Malaysia Bagus News
United Airlines chief executive Oscar Munoz addressed the latest controversy in a statement posted Monday (Apr 10) on the airline's Twitter account.
"This is an upsetting event to all of us," Munoz said, adding that the airline was conducting a "detailed review of what happened."
"We are also reaching out to this passenger to talk directly to him and further address and resolve this situation," he said.
The incident occurred Sunday on a United Express flight bound for Louisville, Kentucky, from Chicago.
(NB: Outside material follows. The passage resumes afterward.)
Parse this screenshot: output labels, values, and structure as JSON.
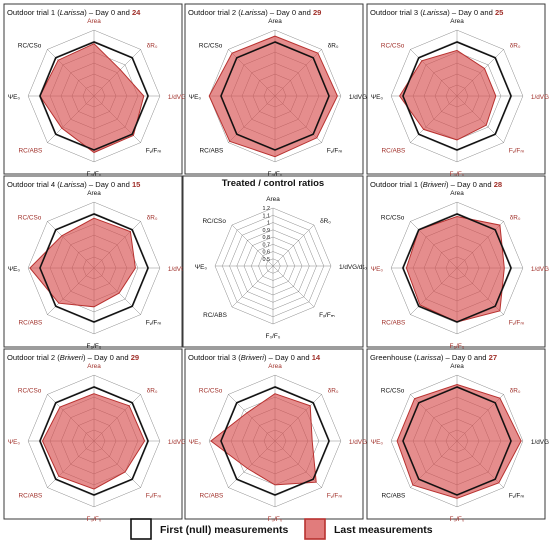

United Express flights are operated by one of eight regional airlines which partner with United.
The airline said it had asked for volunteers to give up their seats on the flight, and police were called after one passenger refused to leave the plane.
A passenger on the flight said that the man refused to give up his seat, saying that he was a doctor and had patients to see in the Louisville area in the morning.
The hashtag #BoycottUnited was trending on Twitter, and a smartphone video posted online showed three Chicago Department of Aviation police officers struggling with a seated middle-aged man.
Tyler Bridges, who posted video of Sunday's incident on Twitter, wrote: "not a good way to treat a doctor trying to get to work because they overbooked."
He described passenger reaction on the plane as "disturbed."
"Kids were crying," he said.
Bridges also wrote that the man appeared bloodied by his encounter with law enforcement and posted video showing him later running back on the plane, repeatedly saying, "I have to go home."
The man appeared to be pacing and disoriented.